No matter how much I read about the topic, I just could not grok it. The whole "state update" algorithm and sheer amount of different variables threw me off. Does anyone else feel the same way?




You are not alone! From what I've seen many people struggle with Kalman filters. If you want to build in depth understanding of them I heard lots of good things about this online book: https://github.com/rlabbe/Kalman-and-Bayesian-Filters-in-Pyt...


Yes, indeed!

What worked for me in the end, was to first understand state observers (e.g. Luenberger observers) and then consider a Kalman filter as an optimal observer, where the observer gain is the steady-state Kalman gain.

The whole duality between state-feedback design and observer design -- and LQR and Kalman filters.

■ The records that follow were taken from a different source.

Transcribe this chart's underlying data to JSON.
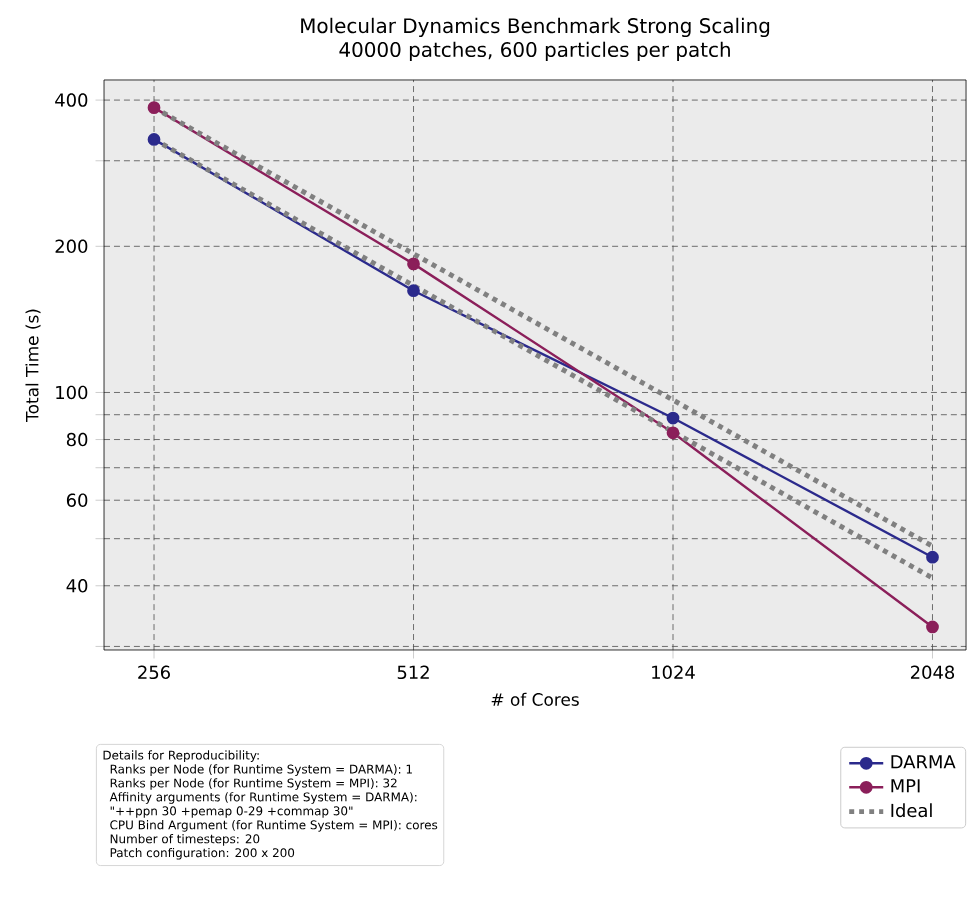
{
  "chart_data": {
    "type": "line",
    "title": "Molecular Dynamics Benchmark Strong Scaling",
    "subtitle": "40000 patches, 600 particles per patch",
    "xlabel": "# of Cores",
    "ylabel": "Total Time (s)",
    "x": [
      256,
      512,
      1024,
      2048
    ],
    "series": [
      {
        "name": "DARMA",
        "color": "#2b2a8c",
        "values": [
          332,
          162,
          88.6,
          45.8
        ],
        "marker": "circle",
        "line_style": "solid"
      },
      {
        "name": "MPI",
        "color": "#8b1f5a",
        "values": [
          386,
          184,
          82.6,
          32.9
        ],
        "marker": "circle",
        "line_style": "solid"
      },
      {
        "name": "Ideal",
        "color": "#808080",
        "values": [
          332,
          166,
          83,
          41.5
        ],
        "marker": "none",
        "line_style": "dotted"
      },
      {
        "color": "#808080",
        "values": [
          386,
          193,
          96.5,
          48.25
        ],
        "marker": "none",
        "line_style": "dotted"
      }
    ],
    "log": "xy",
    "xlim": [
      224,
      2240
    ],
    "ylim": [
      29.5,
      440
    ],
    "xticks": [
      256,
      512,
      1024,
      2048
    ],
    "yticks": [
      {
        "value": 30,
        "label": null
      },
      40,
      {
        "value": 50,
        "label": null
      },
      60,
      {
        "value": 70,
        "label": null
      },
      80,
      {
        "value": 90,
        "label": null
      },
      100,
      200,
      {
        "value": 300,
        "label": null
      },
      400
    ],
    "grid": true,
    "legend": "bottom right",
    "annotations": [
      "Details for Reproducibility:",
      "Ranks per Node (for Runtime System = DARMA):  1",
      "Ranks per Node (for Runtime System = MPI):  32",
      "Affinity arguments (for Runtime System = DARMA):",
      "\"++ppn 30 +pemap 0-29 +commap 30\"",
      "CPU Bind Argument (for Runtime System = MPI):  cores",
      "Number of timesteps:  20",
      "Patch configuration: 200 x 200"
    ]
  }
}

Then it made sense :-)


The book "Probabilistic Robotics" explains the Kalman filter really well by putting it in the larger context as a Bayesian filter. I understood it only after reading that book


I haven't read that book, but seeing it as a Bayesian filter made it click for me. All the control theory guys who just handwaved with "it's basically a stochastic Luenberger observer" didn't capture the essence of the filter for me. With a strong statistics background it was much better to go from Bayesian first principles to the Kalman filter.



I totally understand where you are coming from. I read multiple tutorials and even implemented Kalman filters in Python, Matlab, and C++ for a balancing robot project. I never really understood what was happening even though I knew what the Kalman filter is used for and when I need it. The thing that "clicked" for me is that multiple measurements are always more accurate than a single measurement. That's why there is the feedback loop that derives the predicted value and the uncertainty that is associated with it. By combining the predicted value and the measured value (and their uncertainties), you get a more accurate measurement. Then you can use this more accurate measurement to "correct" your predictions so that the next prediction has even less uncertainty. This perpetuality is why Kalman filters lead to the "true" state.


The whole "state update" algorithm and sheer amount of different variables threw me off.

Imo it starts with the name, it tells nothing and probably implies something different. It is the dynamic programming of control theory.


So true. Filters should be reserved for something like low pass filters.